I purchased a new Apple Mac Mini recently and didn’t want to fall victim to Apple’s “RAM Tax”.
I used Apple’s site to configure a Mac Mini with a quad core processor, 32GB RAM, and a 512GB SSD.
I was shocked to see they added £600.00 to the price of a base model with 8GB RAM. They’re effectively charging all of this money for 24GB of extra RAM. This memory is nothing special, it’s pretty standard 2666MHz DDR4 SODIMM modules. The same stuff that is used in generic laptops.
I decided to cut back my order to the base model with 8GB of RAM. I ordered a Crucial 32GB Kit (2 x 16GB DDR4-2666 SODIMM modules running at 1.2 volts with a CAS latency of 19ns). This kit cost me just over £100.00 online.
In total I saved around £500.00 for the trouble of about 30 minutes of work to open up the Mac Mini and replace the RAM modules myself.
The Teardown Process
Use the iFixit Guide
You can use my photos and brief explanations below if you would like to follow the steps I took to replace the RAM, but honestly, you’re better off following iFixit’s excellent guide here.
Follow along Here
If you want to compare or follow along in my format, then read on…
Get a good tool kit with hex screw drivers. I used iFixit’s basic kit.
Flip the Mac Mini upside down.
Pry open the back cover, carefully with a plastic prying tool
Undo the 6 x hex screws on the metal plate under the black plastic cover. Be careful to remember the positions of these, as there are 2 x different types. 3 x short screws, and 3 x longer.
Very carefully, move the cover to the side, revealing the WiFi antenna connector. Unscrew the small hex screw holding the metal tab on the cable. Use a plastic levering tool to carefully pop the antenna connector off.
Next, unscrew 4 x screws that hold the blower fan to the exhaust port. You can see one of the screws in the photo below. Two of the screws are angled at a 45 degree orientation, so carefully undo those, and use tweezers to catch them as they come out.
Carefully lift the blower fan up, and disconnect it’s cable using a plastic pick or prying tool. The trick is to lift from underneat the back of the cable’s connector and it’ll pop off.
Next, disconnect the main power cable at the top right of the photo below. This requires a little bit of wiggling to loosen and lift it as evenly as possible.
Now disconnect the LED cable (two pin). It’s very delicate, so do this as carefully as possible.

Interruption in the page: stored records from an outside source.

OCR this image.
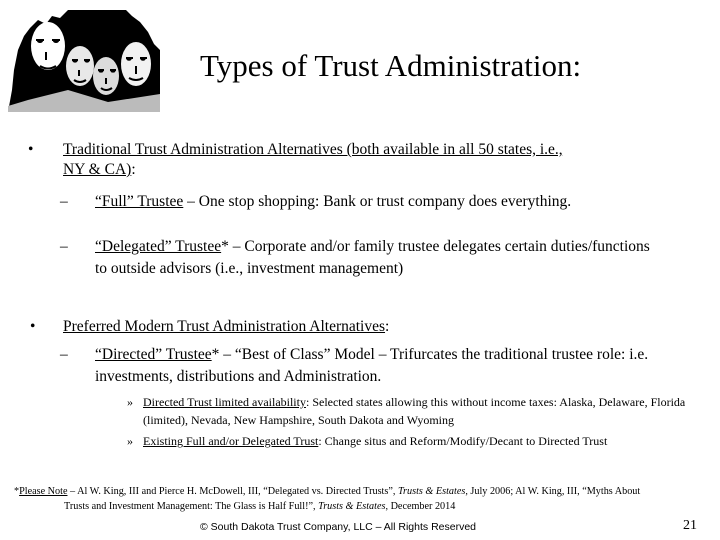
Types of Trust Administration:
• Traditional Trust Administration Alternatives (both available in all 50 states, i.e.,
NY & CA):
– “Full” Trustee – One stop shopping: Bank or trust company does everything.
– “Delegated” Trustee* – Corporate and/or family trustee delegates certain duties/functions to outside advisors (i.e., investment management)
• Preferred Modern Trust Administration Alternatives:
– “Directed” Trustee* – “Best of Class” Model – Trifurcates the traditional trustee role: i.e. investments, distributions and Administration.
» Directed Trust limited availability: Selected states allowing this without income taxes: Alaska, Delaware, Florida (limited), Nevada, New Hampshire, South Dakota and Wyoming
» Existing Full and/or Delegated Trust: Change situs and Reform/Modify/Decant to Directed Trust
*Please Note – Al W. King, III and Pierce H. McDowell, III, “Delegated vs. Directed Trusts”, Trusts & Estates, July 2006; Al W. King, III, “Myths About
Trusts and Investment Management: The Glass is Half Full!”, Trusts & Estates, December 2014
© South Dakota Trust Company, LLC – All Rights Reserved	21
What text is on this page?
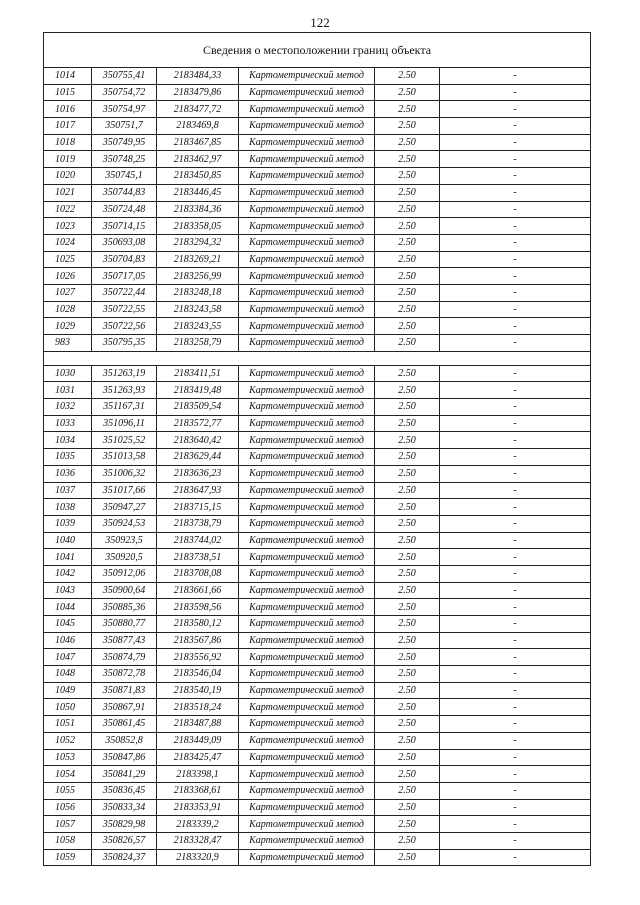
122
Сведения о местоположении границ объекта					
1014	350755,41	2183484,33	Картометрический метод	2.50	-
1015	350754,72	2183479,86	Картометрический метод	2.50	-
1016	350754,97	2183477,72	Картометрический метод	2.50	-
1017	350751,7	2183469,8	Картометрический метод	2.50	-
1018	350749,95	2183467,85	Картометрический метод	2.50	-
1019	350748,25	2183462,97	Картометрический метод	2.50	-
1020	350745,1	2183450,85	Картометрический метод	2.50	-
1021	350744,83	2183446,45	Картометрический метод	2.50	-
1022	350724,48	2183384,36	Картометрический метод	2.50	-
1023	350714,15	2183358,05	Картометрический метод	2.50	-
1024	350693,08	2183294,32	Картометрический метод	2.50	-
1025	350704,83	2183269,21	Картометрический метод	2.50	-
1026	350717,05	2183256,99	Картометрический метод	2.50	-
1027	350722,44	2183248,18	Картометрический метод	2.50	-
1028	350722,55	2183243,58	Картометрический метод	2.50	-
1029	350722,56	2183243,55	Картометрический метод	2.50	-
983	350795,35	2183258,79	Картометрический метод	2.50	-

1030	351263,19	2183411,51	Картометрический метод	2.50	-
1031	351263,93	2183419,48	Картометрический метод	2.50	-
1032	351167,31	2183509,54	Картометрический метод	2.50	-
1033	351096,11	2183572,77	Картометрический метод	2.50	-
1034	351025,52	2183640,42	Картометрический метод	2.50	-
1035	351013,58	2183629,44	Картометрический метод	2.50	-
1036	351006,32	2183636,23	Картометрический метод	2.50	-
1037	351017,66	2183647,93	Картометрический метод	2.50	-
1038	350947,27	2183715,15	Картометрический метод	2.50	-
1039	350924,53	2183738,79	Картометрический метод	2.50	-
1040	350923,5	2183744,02	Картометрический метод	2.50	-
1041	350920,5	2183738,51	Картометрический метод	2.50	-
1042	350912,06	2183708,08	Картометрический метод	2.50	-
1043	350900,64	2183661,66	Картометрический метод	2.50	-
1044	350885,36	2183598,56	Картометрический метод	2.50	-
1045	350880,77	2183580,12	Картометрический метод	2.50	-
1046	350877,43	2183567,86	Картометрический метод	2.50	-
1047	350874,79	2183556,92	Картометрический метод	2.50	-
1048	350872,78	2183546,04	Картометрический метод	2.50	-
1049	350871,83	2183540,19	Картометрический метод	2.50	-
1050	350867,91	2183518,24	Картометрический метод	2.50	-
1051	350861,45	2183487,88	Картометрический метод	2.50	-
1052	350852,8	2183449,09	Картометрический метод	2.50	-
1053	350847,86	2183425,47	Картометрический метод	2.50	-
1054	350841,29	2183398,1	Картометрический метод	2.50	-
1055	350836,45	2183368,61	Картометрический метод	2.50	-
1056	350833,34	2183353,91	Картометрический метод	2.50	-
1057	350829,98	2183339,2	Картометрический метод	2.50	-
1058	350826,57	2183328,47	Картометрический метод	2.50	-
1059	350824,37	2183320,9	Картометрический метод	2.50	-
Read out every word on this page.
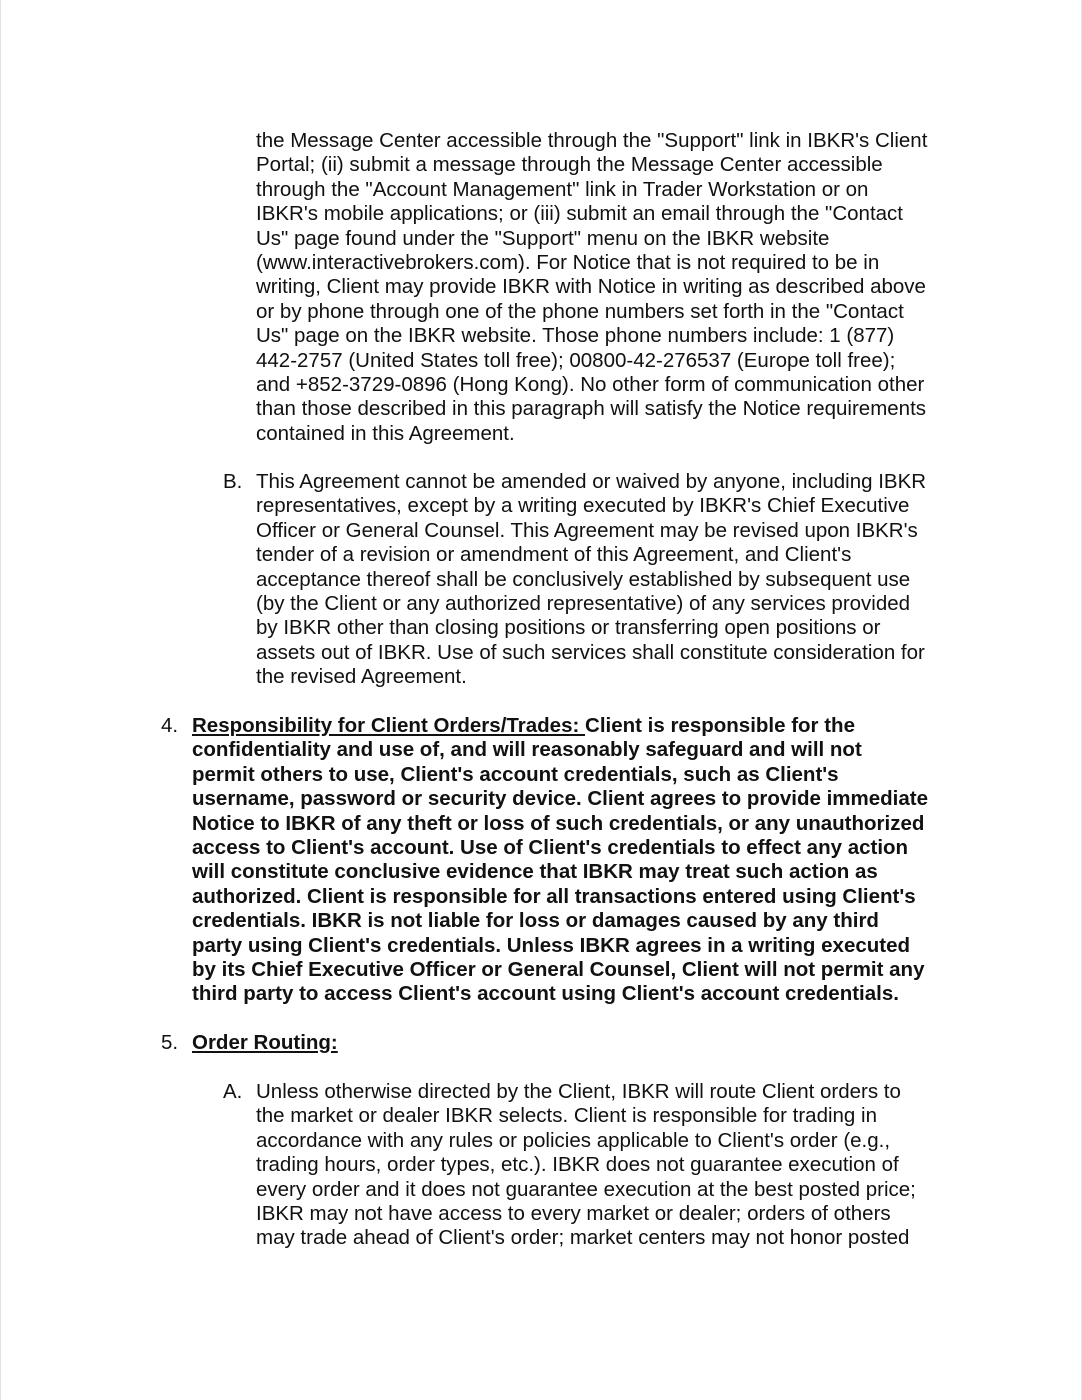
the Message Center accessible through the "Support" link in IBKR's Client
Portal; (ii) submit a message through the Message Center accessible
through the "Account Management" link in Trader Workstation or on
IBKR's mobile applications; or (iii) submit an email through the "Contact
Us" page found under the "Support" menu on the IBKR website
(www.interactivebrokers.com). For Notice that is not required to be in
writing, Client may provide IBKR with Notice in writing as described above
or by phone through one of the phone numbers set forth in the "Contact
Us" page on the IBKR website. Those phone numbers include: 1 (877)
442-2757 (United States toll free); 00800-42-276537 (Europe toll free);
and +852-3729-0896 (Hong Kong). No other form of communication other
than those described in this paragraph will satisfy the Notice requirements
contained in this Agreement.

B. This Agreement cannot be amended or waived by anyone, including IBKR
representatives, except by a writing executed by IBKR's Chief Executive
Officer or General Counsel. This Agreement may be revised upon IBKR's
tender of a revision or amendment of this Agreement, and Client's
acceptance thereof shall be conclusively established by subsequent use
(by the Client or any authorized representative) of any services provided
by IBKR other than closing positions or transferring open positions or
assets out of IBKR. Use of such services shall constitute consideration for
the revised Agreement.

4. Responsibility for Client Orders/Trades: Client is responsible for the
confidentiality and use of, and will reasonably safeguard and will not
permit others to use, Client's account credentials, such as Client's
username, password or security device. Client agrees to provide immediate
Notice to IBKR of any theft or loss of such credentials, or any unauthorized
access to Client's account. Use of Client's credentials to effect any action
will constitute conclusive evidence that IBKR may treat such action as
authorized. Client is responsible for all transactions entered using Client's
credentials. IBKR is not liable for loss or damages caused by any third
party using Client's credentials. Unless IBKR agrees in a writing executed
by its Chief Executive Officer or General Counsel, Client will not permit any
third party to access Client's account using Client's account credentials.

5. Order Routing:

A. Unless otherwise directed by the Client, IBKR will route Client orders to
the market or dealer IBKR selects. Client is responsible for trading in
accordance with any rules or policies applicable to Client's order (e.g.,
trading hours, order types, etc.). IBKR does not guarantee execution of
every order and it does not guarantee execution at the best posted price;
IBKR may not have access to every market or dealer; orders of others
may trade ahead of Client's order; market centers may not honor posted
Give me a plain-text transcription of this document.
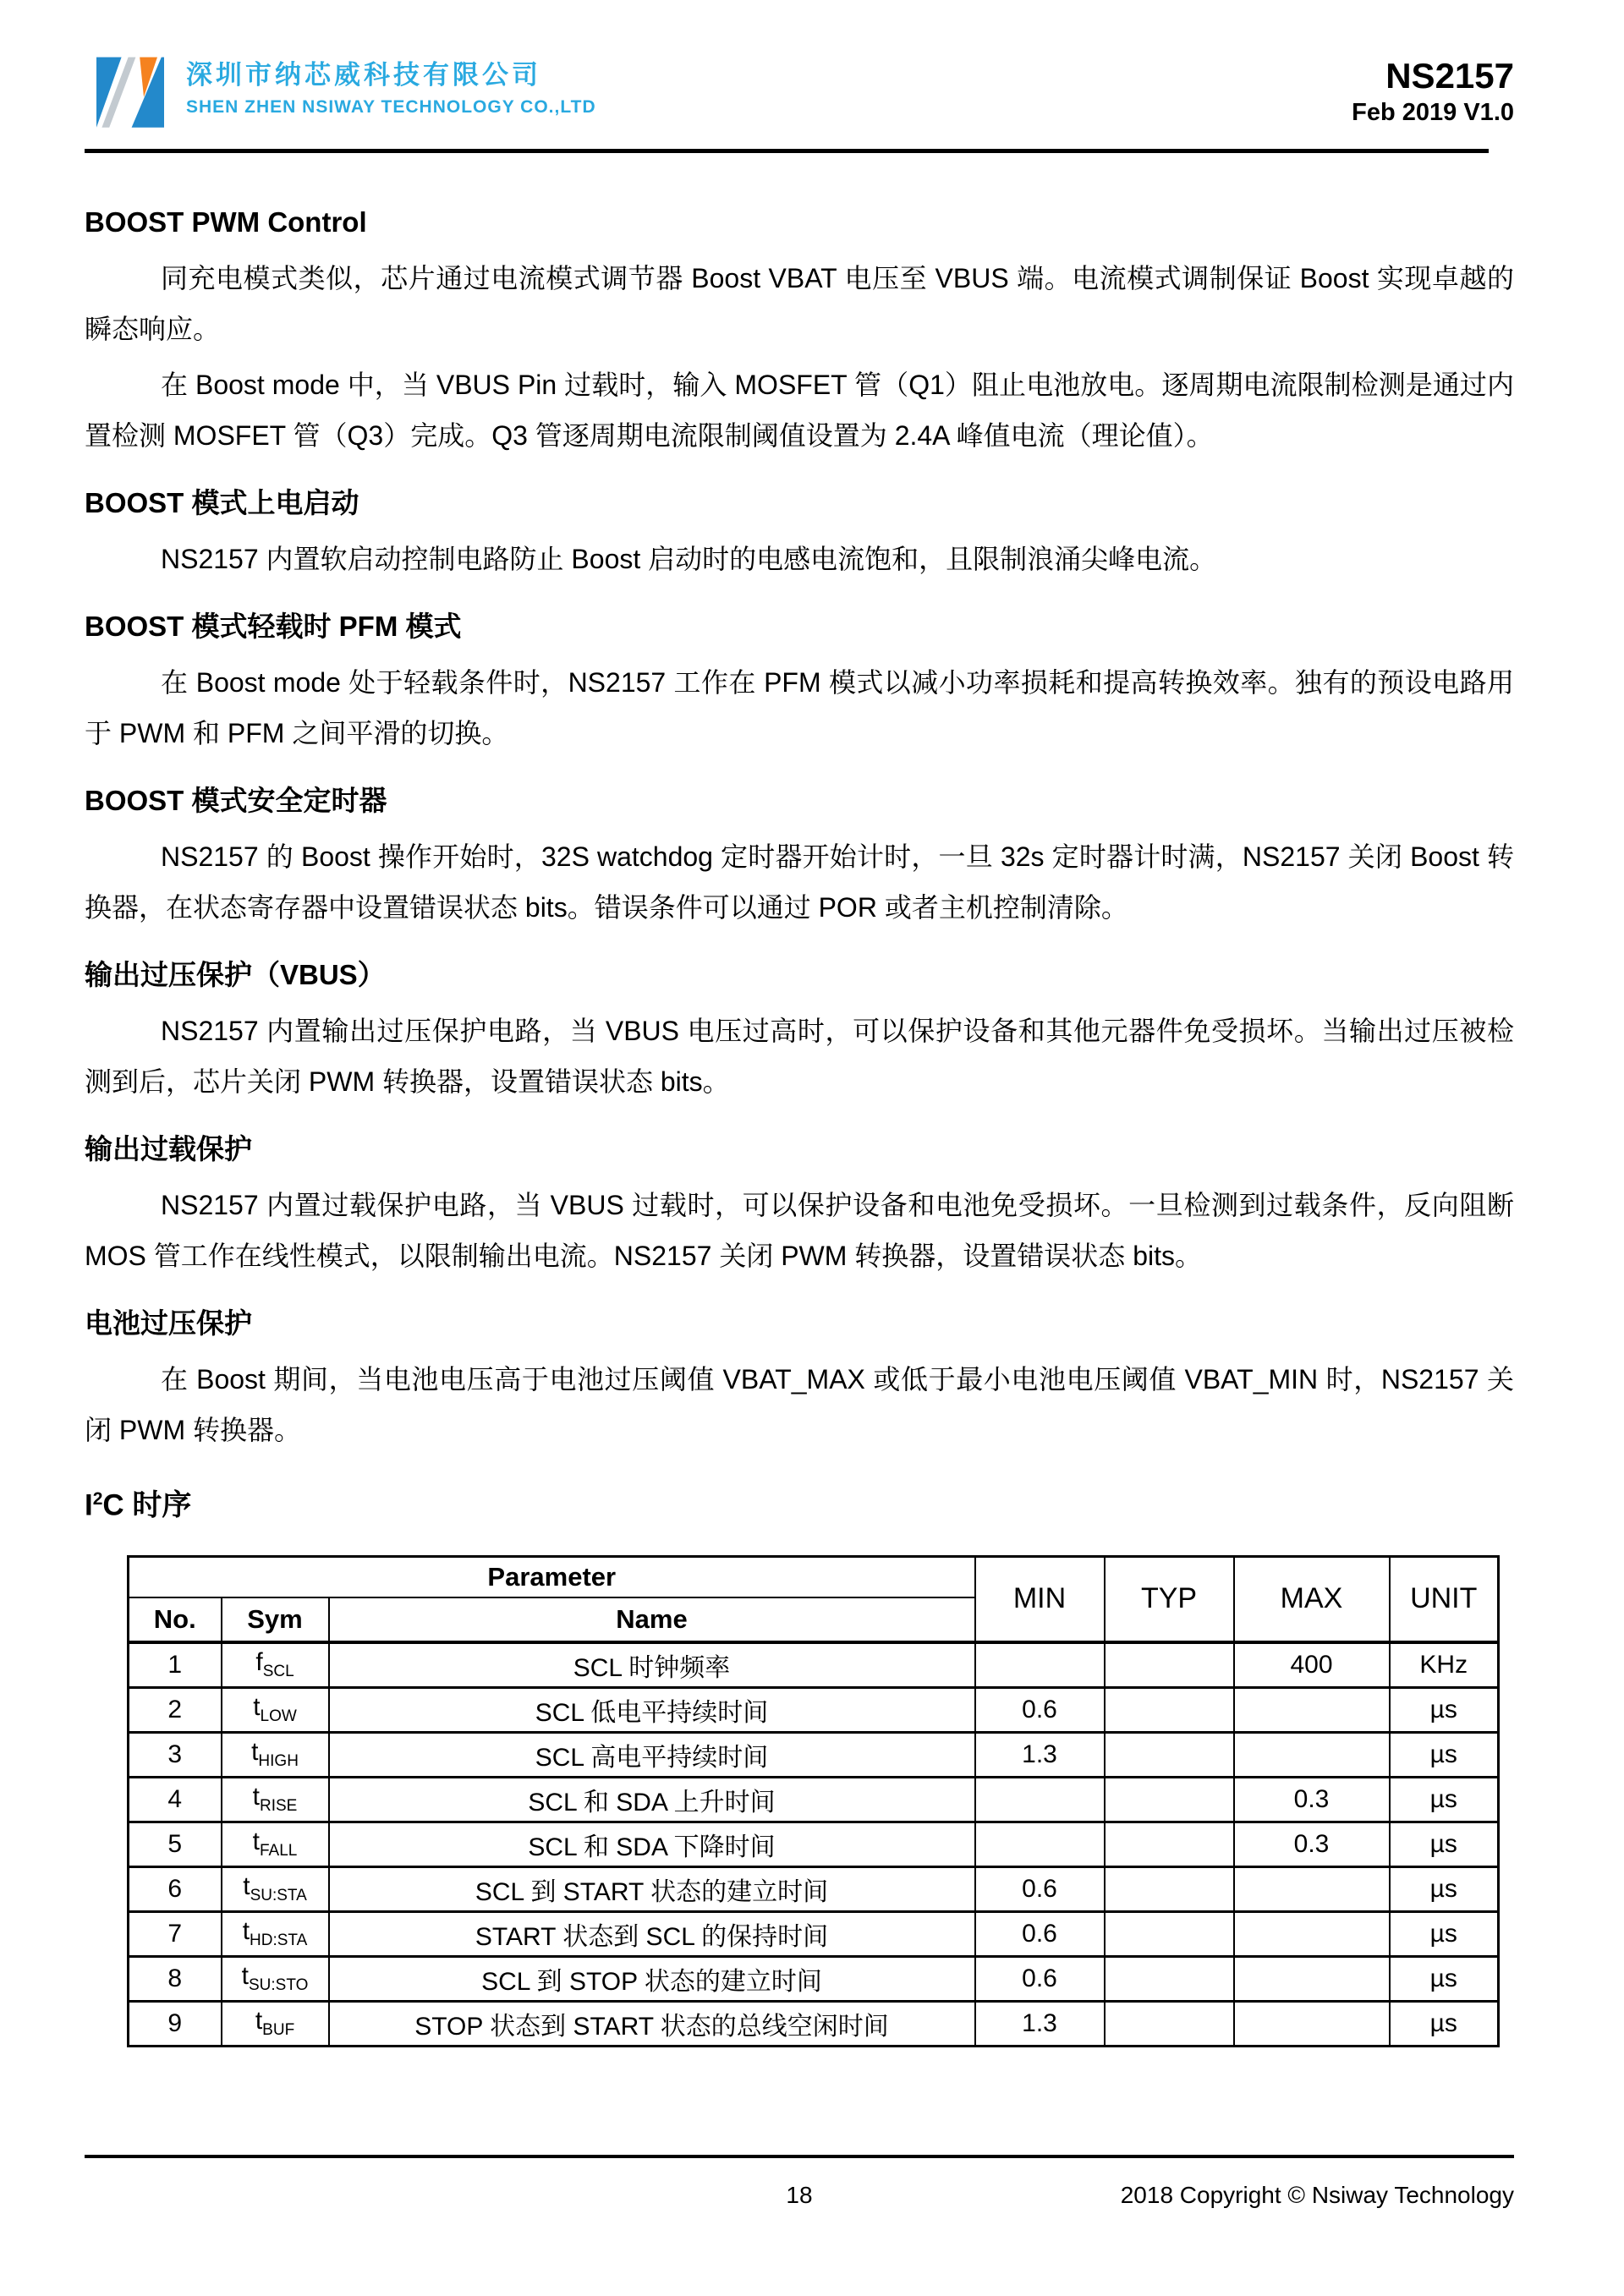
深圳市纳芯威科技有限公司
SHEN ZHEN NSIWAY TECHNOLOGY CO.,LTD
NS2157
Feb 2019 V1.0
BOOST PWM Control

同充电模式类似，芯片通过电流模式调节器 Boost VBAT 电压至 VBUS 端。电流模式调制保证 Boost 实现卓越的瞬态响应。

在 Boost mode 中，当 VBUS Pin 过载时，输入 MOSFET 管（Q1）阻止电池放电。逐周期电流限制检测是通过内置检测 MOSFET 管（Q3）完成。Q3 管逐周期电流限制阈值设置为 2.4A 峰值电流（理论值）。

BOOST 模式上电启动

NS2157 内置软启动控制电路防止 Boost 启动时的电感电流饱和，且限制浪涌尖峰电流。

BOOST 模式轻载时 PFM 模式

在 Boost mode 处于轻载条件时，NS2157 工作在 PFM 模式以减小功率损耗和提高转换效率。独有的预设电路用于 PWM 和 PFM 之间平滑的切换。

BOOST 模式安全定时器

NS2157 的 Boost 操作开始时，32S watchdog 定时器开始计时，一旦 32s 定时器计时满，NS2157 关闭 Boost 转换器，在状态寄存器中设置错误状态 bits。错误条件可以通过 POR 或者主机控制清除。

输出过压保护（VBUS）

NS2157 内置输出过压保护电路，当 VBUS 电压过高时，可以保护设备和其他元器件免受损坏。当输出过压被检测到后，芯片关闭 PWM 转换器，设置错误状态 bits。

输出过载保护

NS2157 内置过载保护电路，当 VBUS 过载时，可以保护设备和电池免受损坏。一旦检测到过载条件，反向阻断 MOS 管工作在线性模式，以限制输出电流。NS2157 关闭 PWM 转换器，设置错误状态 bits。

电池过压保护

在 Boost 期间，当电池电压高于电池过压阈值 VBAT_MAX 或低于最小电池电压阈值 VBAT_MIN 时，NS2157 关闭 PWM 转换器。

$I^2C$ 时序
Parameter			MIN	TYP	MAX	UNIT
No.	Sym	Name				
1	$f_{SCL}$	SCL 时钟频率			400	KHz
2	$t_{LOW}$	SCL 低电平持续时间	0.6			µs
3	$t_{HIGH}$	SCL 高电平持续时间	1.3			µs
4	$t_{RISE}$	SCL 和 SDA 上升时间			0.3	µs
5	$t_{FALL}$	SCL 和 SDA 下降时间			0.3	µs
6	$t_{SU:STA}$	SCL 到 START 状态的建立时间	0.6			µs
7	$t_{HD:STA}$	START 状态到 SCL 的保持时间	0.6			µs
8	$t_{SU:STO}$	SCL 到 STOP 状态的建立时间	0.6			µs
9	$t_{BUF}$	STOP 状态到 START 状态的总线空闲时间	1.3			µs
18	2018 Copyright © Nsiway Technology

There are two main hex screws to remove from the motherboard central area now. You can see them removed below near the middle (where the brass/gold coloured rings are).
With everything disconnected, carefully push the inner motherboard and it’s tray out, using your thumbs on the fan’s exhaust port. You should ideally position your thumbs on the screw hole areas of the fan exhaust port. It’ll pop out, then just very carefully push it all the way out.
The RAM area is protected by a metal ‘cage’. Unscrew it’s 4 x hex screws and slowly lift the cage off the RAM retainer clips.
Carefully push the RAM module retainer clips to the side (they have a rubber grommet type covering over them), and the existing SODIMM modules will pop loose.
Remove the old modules and replace with your new ones. Make sure you align the modules in the correct orientation. The slots are keyed, so pay attention to that. Push them down toward the board once aligned and the retainer clips will snap shut and lock them in place.
Replace the RAM ‘cage’ with it’s 4 x hex screws.
Reverse the steps you took above to insert the motherboard tray back into the chassis and re-attach all the cables and connectors in the correct order.
Make sure you didn’t miss any screws or cables when reconnecting everything.
Finally boot up and enjoy your cheap RAM upgrade.